The leap of faith landed the men on the BRW Young Rich List.
In three years of trading, two during the financial crisis, Bondi Junction's Tibra Capital reaped an impressive $148 million profit.
But the staggering success of the start-up - led by South Australian-born derivatives trader Dinesh ''Danny'' Bhandari - aroused the suspicion of the men's former employer, the Dutch-owned Optiver Australia in Hunter Street.
The result was a lengthy Federal Court battle over whether Bhandari and six of his associates took confidential information from Optiver to develop the lightning-fast trading programs that were the secret to their success.
After almost seven years of hard-fought preliminary skirmishes, the case settled quietly before a trial set for March 10. Tibra Capital is rumoured to have agreed to pay Optiver more than $10 million to drop the case. The agreement, which includes all but one of the seven men, was struck without any admission of guilt.
Bhandari, a one-time Ernst & Young Entrepreneur of the Year whose fortune is estimated at $32 million in last year's Young Rich List, told Fairfax Media he was ''unable to comment'' on the confidential agreement.
But he was full of praise for Glenn Williamson, a fellow rich lister and former trader at Optiver who was also sued but refused to be part of the settlement.
''He places a high value on integrity, fairness and justice regardless of other considerations,'' the 36-year-old said.
Williamson, a 35-year-old Wollongong man who describes himself as a ''professional parent'' to four young children, said the case had put a ''seven-figure dent in my overall wealth and has been lingering for almost seven years''.
''To come away from it with nothing to show but a dubious reputation simply wasn't an acceptable outcome,'' he said.
''Quite simply, we didn't do anything wrong, and I think the evidence pretty clearly shows that. I can't speak for the company but I know a few of the guys took a purely pragmatic approach to the settlement, and that's their prerogative.''
He would not comment on the likelihood of Optiver taking action against him separately.
The agreement appears to put an end to the costly feud that has raged since June 2007, when Optiver started proceedings.
It believed it had found the smoking gun when it cracked an encrypted email from one of the men, former Optiver trader Tim Berry, to his current and former workmates including Bhandari, Williamson and trader Kinsey Cotton. It read in part: ''Ok Cats, we are 6 weeks out and under the pump'' and attached a timeline headed ''things to do''.
The timeline started on July 17, 2006, seven weeks before September 4 - the date that the Tibra companies were to start trading in Australia, Hong Kong and South Korea.
Under August 28, Berry had written: ''Erase all emails, sent items, deleted items, Skype chats, files etc from hard drive. Copy all existing files into new files. Fill up or blast hard drive. Destroy all paper correspondence.''
Berry, Bhandari, Williamson and Cotton invested in Tibra and made a splash on the rich list. Andrew King, a former IT programmer at Optiver who was also sued, enjoyed more modest spoils but his emails allegedly suggesting improvements to the speed of Optiver's F1 high-speed trading system were part of Optiver's case.

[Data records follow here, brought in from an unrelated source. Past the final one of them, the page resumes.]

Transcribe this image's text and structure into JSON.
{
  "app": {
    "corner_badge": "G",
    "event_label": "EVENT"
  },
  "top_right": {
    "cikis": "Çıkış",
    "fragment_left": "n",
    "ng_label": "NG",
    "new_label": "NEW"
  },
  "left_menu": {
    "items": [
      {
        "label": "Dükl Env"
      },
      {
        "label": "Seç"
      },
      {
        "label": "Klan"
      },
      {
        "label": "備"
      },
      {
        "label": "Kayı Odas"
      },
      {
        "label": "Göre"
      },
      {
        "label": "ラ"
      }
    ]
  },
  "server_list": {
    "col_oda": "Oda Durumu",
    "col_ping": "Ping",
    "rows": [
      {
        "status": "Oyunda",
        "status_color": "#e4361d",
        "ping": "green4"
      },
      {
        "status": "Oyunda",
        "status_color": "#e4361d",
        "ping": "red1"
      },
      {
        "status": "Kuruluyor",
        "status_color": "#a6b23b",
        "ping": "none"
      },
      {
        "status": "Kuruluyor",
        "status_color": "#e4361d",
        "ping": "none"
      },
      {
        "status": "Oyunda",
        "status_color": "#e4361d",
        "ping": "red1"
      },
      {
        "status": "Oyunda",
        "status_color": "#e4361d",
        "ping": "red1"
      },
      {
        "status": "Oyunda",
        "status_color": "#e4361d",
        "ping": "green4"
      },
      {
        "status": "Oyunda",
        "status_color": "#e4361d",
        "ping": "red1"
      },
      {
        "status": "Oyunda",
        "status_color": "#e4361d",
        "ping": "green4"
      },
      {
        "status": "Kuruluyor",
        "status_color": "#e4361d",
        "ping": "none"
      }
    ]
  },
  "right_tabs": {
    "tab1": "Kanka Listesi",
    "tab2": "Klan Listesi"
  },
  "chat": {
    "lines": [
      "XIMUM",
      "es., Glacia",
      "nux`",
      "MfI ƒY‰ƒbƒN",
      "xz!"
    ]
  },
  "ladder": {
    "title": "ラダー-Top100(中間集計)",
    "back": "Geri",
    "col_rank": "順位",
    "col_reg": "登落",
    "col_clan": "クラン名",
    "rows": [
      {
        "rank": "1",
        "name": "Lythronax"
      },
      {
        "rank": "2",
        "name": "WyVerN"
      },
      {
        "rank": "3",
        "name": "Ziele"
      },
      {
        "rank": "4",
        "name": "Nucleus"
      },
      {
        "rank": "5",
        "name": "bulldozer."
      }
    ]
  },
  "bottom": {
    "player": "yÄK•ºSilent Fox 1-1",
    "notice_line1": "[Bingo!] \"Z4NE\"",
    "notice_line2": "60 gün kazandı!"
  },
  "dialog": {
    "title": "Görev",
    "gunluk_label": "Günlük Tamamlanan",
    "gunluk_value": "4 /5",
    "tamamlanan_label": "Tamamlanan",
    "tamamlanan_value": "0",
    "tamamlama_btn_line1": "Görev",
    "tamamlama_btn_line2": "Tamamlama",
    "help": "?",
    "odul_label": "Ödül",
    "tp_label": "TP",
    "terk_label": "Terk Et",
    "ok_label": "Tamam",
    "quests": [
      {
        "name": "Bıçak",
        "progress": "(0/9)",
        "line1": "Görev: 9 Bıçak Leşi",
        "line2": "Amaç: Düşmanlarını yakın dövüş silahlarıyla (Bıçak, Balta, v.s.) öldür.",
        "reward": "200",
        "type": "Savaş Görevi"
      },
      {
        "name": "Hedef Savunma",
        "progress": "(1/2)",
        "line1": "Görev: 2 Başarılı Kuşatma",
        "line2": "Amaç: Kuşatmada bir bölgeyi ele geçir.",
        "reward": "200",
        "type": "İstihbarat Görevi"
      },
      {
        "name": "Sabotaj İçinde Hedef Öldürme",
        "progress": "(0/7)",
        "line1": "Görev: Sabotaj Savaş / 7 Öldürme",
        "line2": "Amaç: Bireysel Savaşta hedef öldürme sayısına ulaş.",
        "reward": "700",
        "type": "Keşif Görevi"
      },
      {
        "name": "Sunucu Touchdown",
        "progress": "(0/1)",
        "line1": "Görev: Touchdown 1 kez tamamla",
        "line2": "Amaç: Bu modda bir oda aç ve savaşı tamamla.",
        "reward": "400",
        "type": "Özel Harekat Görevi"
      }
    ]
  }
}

Among the other claims in the case was that Tibra Trading, set up by Bhandari in January 2006 as the first of the Tibra group of companies, was originally called FTD Trading - short for ''F--- the Dutch'', in a nod to Optiver's parent company. Tibra and the men denied the claim but there was no shortage of incredible company names in the case. Martin Nickolas and Nicholas Begg, former software and IT developers at Optiver who were also embroiled in the dispute, invested in Tibra using companies called Impropriety Unlimited and Begg Borrow and Steal. They would change the names to Genius Loci Holdings and Geen Pty Limited.
The men have not severed all ties with the company that made their fortune and mired them in controversy for the better part of a decade. Berry and Cotton remain directors of Tibra Capital.
Others, such as Williamson, have kept their shares in the company. But he said last week he was ''unsure what I'll do if I need or want to go back to work''.